Sorry. The new dad delirium was a reference to reading Gopnik when Charlie was born.
If only I was a published author capable of clearly expressing himself.

Glenn Fleishman said...

Oh, and just to ensure this is the Most Commented Post ever on Defcon House, I should note that the original book is question is co-authored by Patricia Wells. She's a celebrity, so her book is, "I am graciously letting you into my fabulous life of food and cooking," rather than, "O ye who don't know me, worship me." There are Patricia Wells maniacs out there, and this book will likely sell well.

McTodds said...

Wow, love this thread - you hit a note today MintyJ. Yep, woman here Glenn, but I understand, I now feel the desire to play "M.C. Todd" and attempt street cred talk, but I will spare you.

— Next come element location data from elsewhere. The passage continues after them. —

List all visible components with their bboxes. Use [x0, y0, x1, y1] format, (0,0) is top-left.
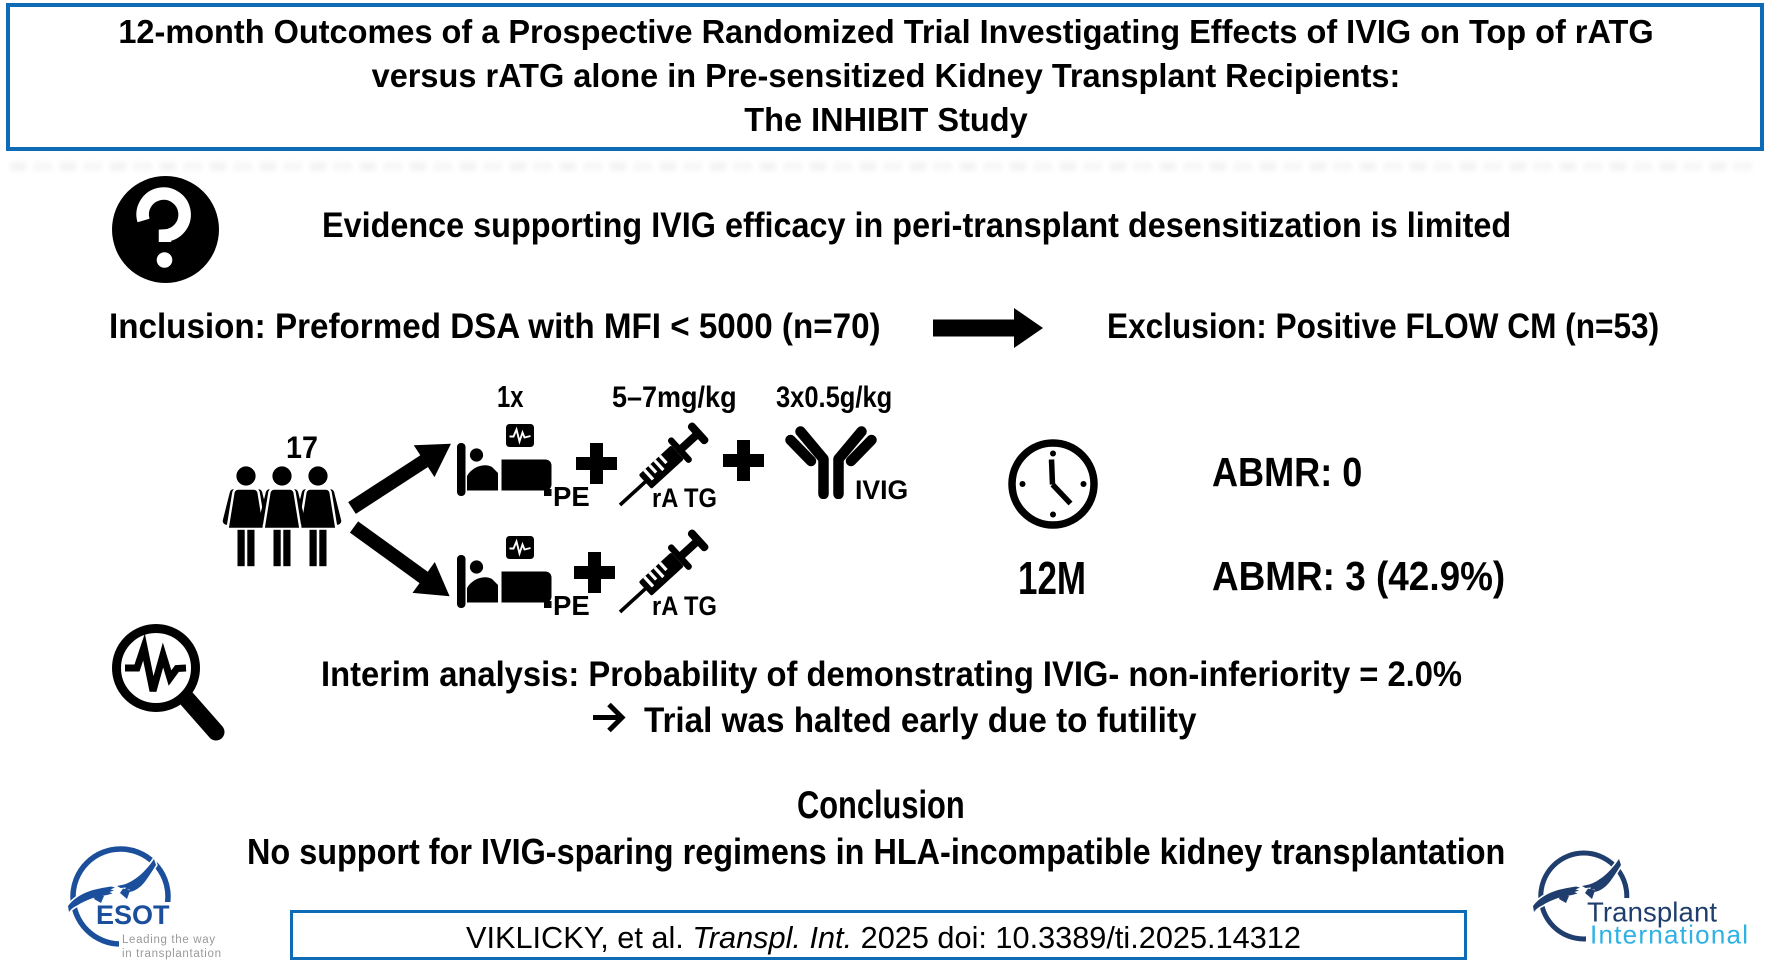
svg-text:International: International [1590, 920, 1748, 950]
svg-text:in transplantation: in transplantation [122, 948, 221, 960]
svg-text:ESOT: ESOT [96, 900, 170, 930]
svg-text:Leading the way: Leading the way [122, 934, 215, 946]
svg-text:Transplant: Transplant [1587, 897, 1717, 928]
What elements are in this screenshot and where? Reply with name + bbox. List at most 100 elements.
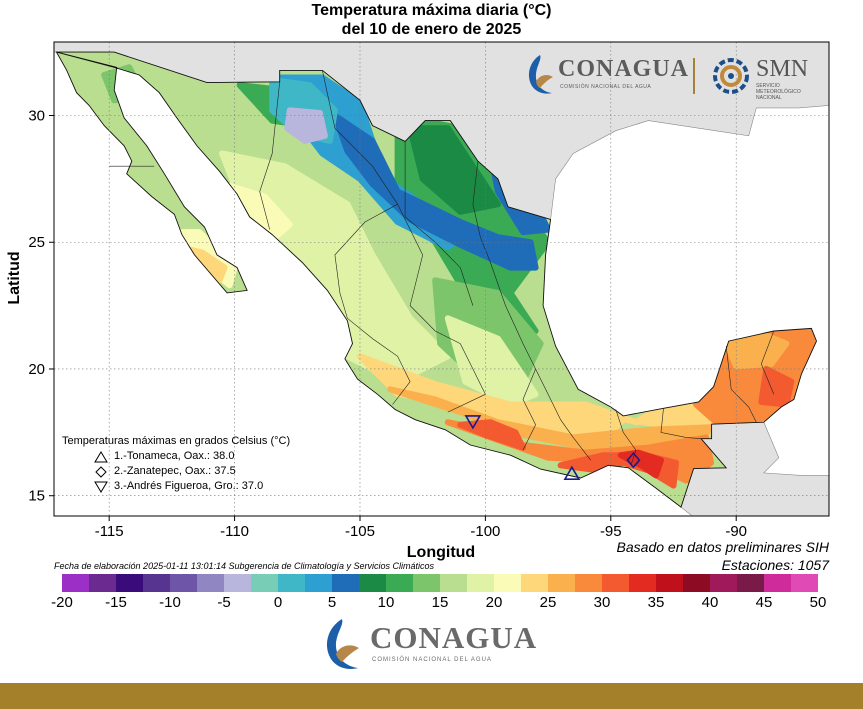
y-tick-label: 15 (28, 488, 45, 505)
colorbar-label: 0 (273, 594, 283, 611)
state-boundary (259, 81, 280, 230)
colorbar-segment (710, 574, 737, 592)
y-axis-title: Latitud (6, 251, 23, 304)
state-boundary (535, 368, 591, 461)
colorbar-segment (575, 574, 602, 592)
triangle-down-marker (464, 415, 482, 430)
colorbar-segment (386, 574, 413, 592)
colorbar-label: -5 (217, 594, 231, 611)
credit-text: Fecha de elaboración 2025-01-11 13:01:14… (54, 561, 435, 571)
colorbar-label: 50 (809, 594, 827, 611)
x-tick-label: -115 (95, 523, 124, 540)
colorbar-label: 35 (647, 594, 665, 611)
conagua-logo-subtitle: COMISIÓN NACIONAL DEL AGUA (372, 657, 492, 663)
smn-logo-subtitle: SERVICIO METEOROLÓGICO NACIONAL (756, 83, 801, 101)
triangle-up-marker (563, 465, 581, 481)
map-frame (53, 41, 830, 517)
state-boundary (347, 318, 411, 405)
colorbar-segment (62, 574, 89, 592)
colorbar-segment (467, 574, 494, 592)
colorbar-segment (278, 574, 305, 592)
colorbar-segment (197, 574, 224, 592)
gridlines (54, 42, 829, 516)
colorbar-segment (251, 574, 278, 592)
colorbar-label: -20 (51, 594, 73, 611)
legend-entry-text: 3.-Andrés Figueroa, Gro.: 37.0 (114, 480, 264, 492)
conagua-logo-icon (528, 55, 553, 94)
state-boundary (725, 346, 757, 423)
diamond-icon (95, 465, 107, 478)
colorbar-segment (791, 574, 818, 592)
map-title-line2: del 10 de enero de 2025 (341, 21, 522, 38)
x-axis-title: Longitud (407, 544, 475, 561)
colorbar-label: 40 (701, 594, 719, 611)
triangle-down-icon (94, 481, 108, 493)
y-tick-label: 20 (28, 361, 45, 378)
colorbar-segment (305, 574, 332, 592)
colorbar-label: 5 (327, 594, 337, 611)
diamond-marker (626, 451, 641, 469)
colorbar-label: -10 (159, 594, 181, 611)
state-boundary (447, 343, 486, 413)
smn-logo-text: SMN (756, 56, 809, 82)
state-boundary (660, 408, 702, 439)
colorbar-segment (656, 574, 683, 592)
colorbar-label: 15 (431, 594, 449, 611)
temperature-zone (284, 107, 328, 144)
colorbar-label: 30 (593, 594, 611, 611)
colorbar-segment (521, 574, 548, 592)
x-tick-label: -100 (470, 523, 500, 540)
legend-entry: 3.-Andrés Figueroa, Gro.: 37.0 (62, 479, 352, 494)
preliminary-data-text: Basado en datos preliminares SIH (616, 539, 829, 555)
logo-footer: CONAGUA COMISIÓN NACIONAL DEL AGUA (318, 616, 548, 672)
colorbar-segment (170, 574, 197, 592)
colorbar-segment (629, 574, 656, 592)
colorbar-segment (116, 574, 143, 592)
map-title: Temperatura máxima diaria (°C) del 10 de… (0, 1, 863, 39)
station-count: Estaciones: 1057 (721, 557, 829, 573)
conagua-logo-icon (326, 619, 359, 669)
station-legend: Temperaturas máximas en grados Celsius (… (62, 434, 352, 494)
colorbar-label: 25 (539, 594, 557, 611)
legend-entry: 2.-Zanatepec, Oax.: 37.5 (62, 464, 352, 479)
colorbar-segment (548, 574, 575, 592)
triangle-up-icon (94, 450, 108, 462)
logo-divider (693, 58, 695, 94)
colorbar-segment (332, 574, 359, 592)
x-tick-label: -105 (345, 523, 375, 540)
colorbar-segment (764, 574, 791, 592)
conagua-logo-subtitle: COMISIÓN NACIONAL DEL AGUA (560, 84, 652, 90)
colorbar-segment (143, 574, 170, 592)
x-tick-label: -110 (220, 523, 249, 540)
data-source-note: Basado en datos preliminares SIH Estacio… (617, 538, 829, 574)
state-boundary (615, 409, 637, 466)
temperature-field (101, 64, 817, 489)
map-title-line1: Temperatura máxima diaria (°C) (311, 2, 552, 19)
state-boundary (760, 330, 775, 395)
colorbar-labels: -20 -15 -10 -5 0 5 10 15 20 25 30 35 40 45 50 (51, 594, 826, 614)
colorbar-segment (683, 574, 710, 592)
temperature-zone (331, 112, 539, 271)
colorbar-segment (359, 574, 386, 592)
colorbar-segment (89, 574, 116, 592)
state-boundary (472, 161, 506, 306)
temperature-zone (407, 125, 501, 215)
mexico-outline (55, 51, 817, 508)
colorbar-segment (413, 574, 440, 592)
colorbar (62, 574, 818, 592)
station-markers (464, 415, 641, 481)
temperature-zone (617, 449, 664, 479)
x-tick-label: -90 (725, 523, 747, 540)
colorbar-segment (224, 574, 251, 592)
colorbar-segment (494, 574, 521, 592)
legend-title: Temperaturas máximas en grados Celsius (… (62, 435, 291, 447)
x-tick-label: -95 (600, 523, 622, 540)
legend-entry-text: 2.-Zanatepec, Oax.: 37.5 (114, 465, 236, 477)
state-boundary (505, 305, 536, 451)
footer-bar (0, 683, 863, 709)
colorbar-segment (440, 574, 467, 592)
colorbar-segment (602, 574, 629, 592)
colorbar-label: 10 (377, 594, 395, 611)
y-tick-label: 25 (28, 234, 45, 251)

Really glad to hear "Heat" was enjoyed by all. I have been meaning to pick that up for a while, and I hoped that this was a book that could talk about a love of food without making me feel like I need to spend $100 a plate at a restaurant.

Glenn Fleishman said...

Heat actually inspired the opposite (despite having 7-month-delayed anniversary dinner at Canlis recently and enjoying every cents' worth). A few days after starting to read the book, I whipped up a baked/broiled wild salmon dinner with rice, baked asparagus, pesto (not homemade), and a salad, and it seemed to take virtually no effort. Perhaps by dint of the contrast between Mario's kitchen and me just feeding five people.

Alex said...

The thrust of Oscar Wilde's point of view was less the cultivation of super-rarefied and expensive tastes, but rather an appreciation of beauty.

This was at a time, the middle of the 19th Century, when there was a certain disintegration of absolutes. Darwin, Nietzsche, and John Stuart Mill, were terribly disruptive to traditional Western moral perspectives.

Oscar Wilde (and others in the Aesthetic movement)held that while right and wrong was a moveable feast, we can more readily agree on what is beautiful.

An interesting idea. Wilde was more than just some smart-mouthed aesthete.

Adam Gopnik, while being a decent writer is pretty hopelessly bourgeois though.